Mount Polley Mine’s short-term permit to treat and discharge water from the mine site has been approved by the Ministry of Environment.
The permit is needed because it is estimated that, under normal precipitation conditions, water levels in the Springer Pit will reach permitted capacity in April 2016, the ministry said Monday.
Treated water will be discharged into Hazeltine Creek and flow approximately seven kilometres to a sediment pond.
From the sediment pond, the treated water will enter a pipeline for discharge through diffusers approximately 30 to 40 metres below the surface of Quesnel Lake.
Imperial Metals vice-president of corporate affairs Steve Robertson said the government signed off on the monitoring plan that the company has proposed late Monday.
“Now that it is approved we can begin to discharge the water,” Robertson said, noting the company has faith in the permitting process. “We live in an environment where there is a tough regulatory regime, but it works.”
With the temporary water discharge permit, the mine will only be able to store tailings in the Springer Pit and cannot use the tailings storage impoundment that breached in August 2014, Robertson added.
United Steelworkers Union president Paul French said the union is happy the permit happened sooner than later.
“We watched the process as it unfolded and saw it come out with positive results for the discharge of the water,” French said. “People are worried it’s going to be tailings water going into the lake, but it’s going to be treated water, and it’s basically groundwater.”
It was unfortunate the water discharge permit wasn’t approved five or six years ago, French added.
Of the 300 people working at Mount Polley, about 250 of them are unionized, French confirmed.
Final approval of the permit was made by a statutory decision maker from the MOE after a 30-day public consultation and comment period and a comprehensive technical review by the Cariboo Mine Development Review Committee.

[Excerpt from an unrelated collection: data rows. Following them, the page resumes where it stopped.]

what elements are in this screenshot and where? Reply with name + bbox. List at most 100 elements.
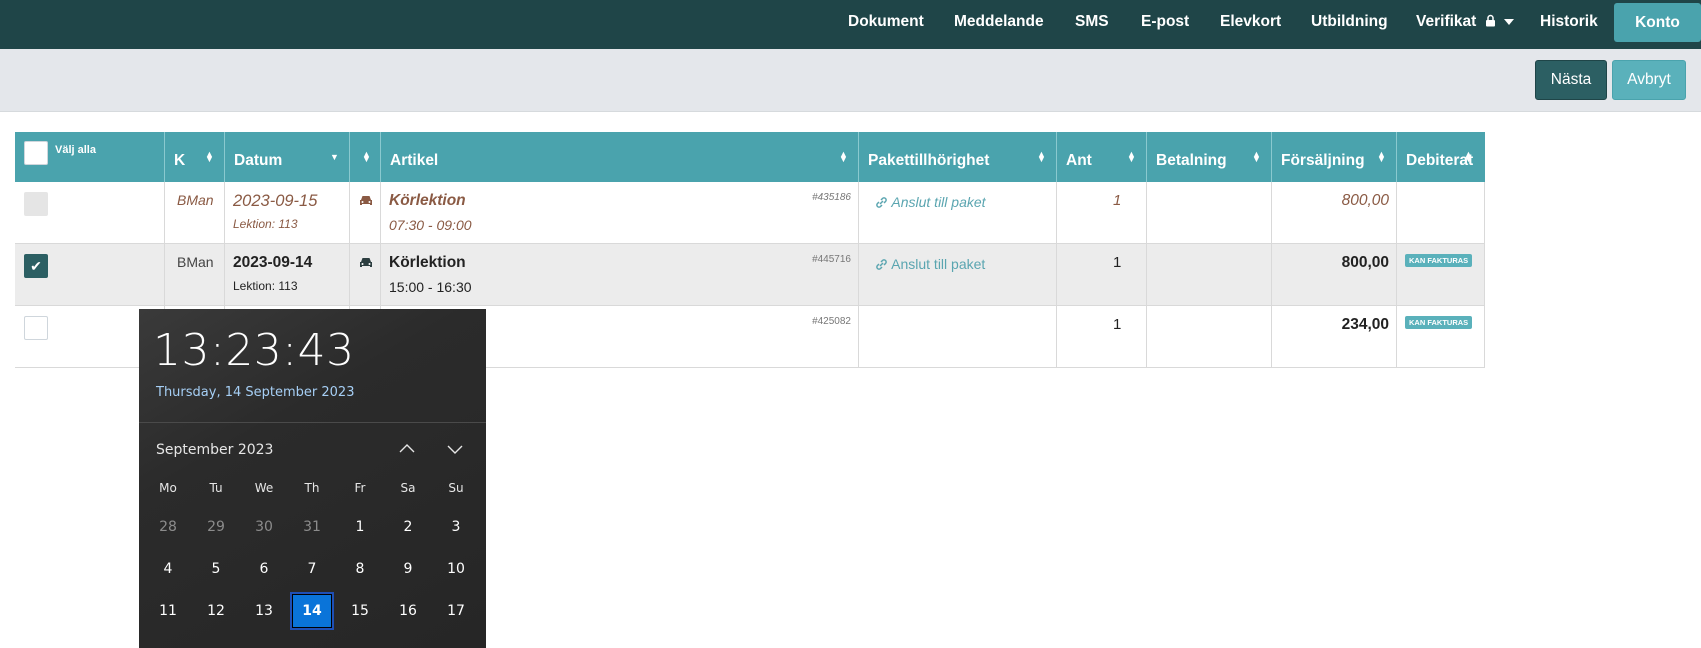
column-header-debiterat[interactable]: Debiterat ▲ ▼ — [1397, 132, 1485, 182]
calendar-day[interactable]: 2 — [386, 508, 430, 546]
calendar-day[interactable]: 3 — [434, 508, 478, 546]
sort-icon: ▲ ▼ — [1037, 149, 1046, 164]
next-button[interactable]: Nästa — [1535, 60, 1607, 100]
join-package-label: Anslut till paket — [891, 194, 986, 210]
nav-meddelande[interactable]: Meddelande — [954, 0, 1044, 44]
account-button[interactable]: Konto — [1614, 3, 1701, 42]
date-cell: 2023-09-15 Lektion: 113 — [225, 182, 350, 244]
calendar-day[interactable]: 1 — [338, 508, 382, 546]
nav-historik[interactable]: Historik — [1540, 0, 1598, 44]
column-header-artikel[interactable]: Artikel ▲ ▼ — [381, 132, 859, 182]
k-value: BMan — [177, 254, 214, 270]
status-badge: KAN FAKTURAS — [1405, 254, 1473, 267]
calendar-day[interactable]: 9 — [386, 550, 430, 588]
date-cell: 2023-09-14 Lektion: 113 — [225, 244, 350, 306]
chevron-down-icon — [447, 445, 463, 454]
previous-month-button[interactable] — [397, 439, 417, 459]
divider — [139, 422, 486, 423]
article-id: #445716 — [812, 254, 851, 265]
select-all-label: Välj alla — [55, 144, 96, 156]
calendar-day[interactable]: 30 — [242, 508, 286, 546]
sale-cell: 800,00 — [1272, 244, 1397, 306]
next-month-button[interactable] — [445, 439, 465, 459]
sale-cell: 800,00 — [1272, 182, 1397, 244]
row-checkbox[interactable]: ✔ — [24, 254, 48, 278]
clock-date-link[interactable]: Thursday, 14 September 2023 — [156, 385, 354, 400]
column-header-type[interactable]: ▲ ▼ — [350, 132, 381, 182]
article-id: #425082 — [812, 316, 851, 327]
calendar-day[interactable]: 15 — [338, 592, 382, 630]
qty-cell: 1 — [1057, 306, 1147, 368]
table-row: BMan 2023-09-15 Lektion: 113 Körlektion … — [15, 182, 1485, 244]
article-cell: Körlektion 07:30 - 09:00 #435186 — [381, 182, 859, 244]
column-header-betalning[interactable]: Betalning ▲ ▼ — [1147, 132, 1272, 182]
nav-epost[interactable]: E-post — [1141, 0, 1189, 44]
payment-cell — [1147, 306, 1272, 368]
date-value: 2023-09-15 — [233, 192, 318, 210]
weekday-label: Fr — [354, 481, 366, 495]
article-time: 15:00 - 16:30 — [389, 279, 472, 295]
sale-cell: 234,00 — [1272, 306, 1397, 368]
link-icon — [876, 259, 887, 270]
chevron-down-icon — [1503, 18, 1514, 25]
sort-icon: ▲ ▼ — [1464, 149, 1473, 164]
column-header-forsaljning[interactable]: Försäljning ▲ ▼ — [1272, 132, 1397, 182]
calendar-day[interactable]: 5 — [194, 550, 238, 588]
sale-value: 234,00 — [1341, 316, 1389, 333]
calendar-day[interactable]: 17 — [434, 592, 478, 630]
column-header-k[interactable]: K ▲ ▼ — [165, 132, 225, 182]
calendar-day[interactable]: 8 — [338, 550, 382, 588]
calendar-day[interactable]: 12 — [194, 592, 238, 630]
weekday-label: Th — [304, 481, 320, 495]
clock-time: 13:23:43 — [153, 325, 355, 376]
calendar-day[interactable]: 31 — [290, 508, 334, 546]
nav-utbildning[interactable]: Utbildning — [1311, 0, 1388, 44]
weekday-label: Tu — [209, 481, 223, 495]
top-navigation: Dokument Meddelande SMS E-post Elevkort … — [0, 0, 1701, 49]
article-time: 07:30 - 09:00 — [389, 217, 472, 233]
status-badge: KAN FAKTURAS — [1405, 316, 1473, 329]
k-value: BMan — [177, 192, 214, 208]
select-all-header: Välj alla — [15, 132, 165, 182]
nav-verifikat[interactable]: Verifikat — [1416, 0, 1514, 44]
date-value: 2023-09-14 — [233, 254, 313, 271]
calendar-day[interactable]: 6 — [242, 550, 286, 588]
lock-icon — [1485, 14, 1495, 27]
row-checkbox[interactable] — [24, 192, 48, 216]
calendar-day-today[interactable]: 14 — [290, 592, 334, 630]
package-cell: Anslut till paket — [859, 244, 1057, 306]
type-cell — [350, 244, 381, 306]
nav-sms[interactable]: SMS — [1075, 0, 1109, 44]
row-checkbox[interactable] — [24, 316, 48, 340]
payment-cell — [1147, 244, 1272, 306]
calendar-day[interactable]: 28 — [146, 508, 190, 546]
join-package-link[interactable]: Anslut till paket — [875, 256, 985, 272]
sort-icon: ▲ ▼ — [1252, 149, 1261, 164]
charged-cell: KAN FAKTURAS — [1397, 244, 1485, 306]
nav-elevkort[interactable]: Elevkort — [1220, 0, 1281, 44]
column-label: K — [174, 152, 186, 169]
calendar-day[interactable]: 16 — [386, 592, 430, 630]
calendar-day[interactable]: 4 — [146, 550, 190, 588]
calendar-month-label[interactable]: September 2023 — [156, 442, 273, 458]
table-header: Välj alla K ▲ ▼ Datum ▼ ▲ ▼ Artikel ▲ ▼ Pak… — [15, 132, 1485, 182]
column-header-ant[interactable]: Ant ▲ ▼ — [1057, 132, 1147, 182]
package-cell — [859, 306, 1057, 368]
nav-dokument[interactable]: Dokument — [848, 0, 924, 44]
lesson-value: Lektion: 113 — [233, 279, 298, 293]
join-package-link[interactable]: Anslut till paket — [875, 194, 986, 210]
lesson-value: Lektion: 113 — [233, 217, 298, 231]
column-label: Pakettillhörighet — [868, 152, 990, 169]
cancel-button[interactable]: Avbryt — [1612, 60, 1686, 100]
column-header-paket[interactable]: Pakettillhörighet ▲ ▼ — [859, 132, 1057, 182]
column-header-datum[interactable]: Datum ▼ — [225, 132, 350, 182]
calendar-day[interactable]: 29 — [194, 508, 238, 546]
calendar-day[interactable]: 7 — [290, 550, 334, 588]
calendar-day[interactable]: 10 — [434, 550, 478, 588]
package-cell: Anslut till paket — [859, 182, 1057, 244]
calendar-day[interactable]: 13 — [242, 592, 286, 630]
qty-cell: 1 — [1057, 244, 1147, 306]
select-all-checkbox[interactable] — [24, 141, 48, 165]
calendar-day[interactable]: 11 — [146, 592, 190, 630]
weekday-label: Sa — [400, 481, 416, 495]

The committee includes representatives from provincial agencies, First Nations, City of Williams Lake and Cariboo Regional District, community of Likely, and the Department of Fisheries and Oceans and Environment Canada.
Cariboo Regional District Chair Al Richmond said it was a good day for the region.
“We are pleased and relieved the mine can get on with the next steps of what needs to be done,” Richmond said. “We were worried because the water level in the Springer Pit was getting high, but the mine will have to manage that as it sees fit.”
Williams Lake Mayor Walt Cobb echoed Richmond saying the news was an early perfect Christmas present.
“I am pleased they got to this stage,” Cobb said.
The ministry also said there was extensive engagement with the Williams Lake Indian Band and Soda Creek Indian Band as well as the residents of Likely.
Next week Mount Polley Mine will host two public meetings to present an application for the resumption of full-time operations it submitted mid-November.
The meetings take place Monday, Dec. 7 at the Likely community hall from 7 to 9 p.m. and Wednesday, Dec. 9 in Williams Lake at the Gibraltar Room from 7 to 9 p.m.
“There is a lot of work to figure out the details for the resuming full-time operations,” Robertson said. “Part of the permitting process is to be able to allow the plan to be perfected.”
It is expected the mine will submit its completed plan by June 2016.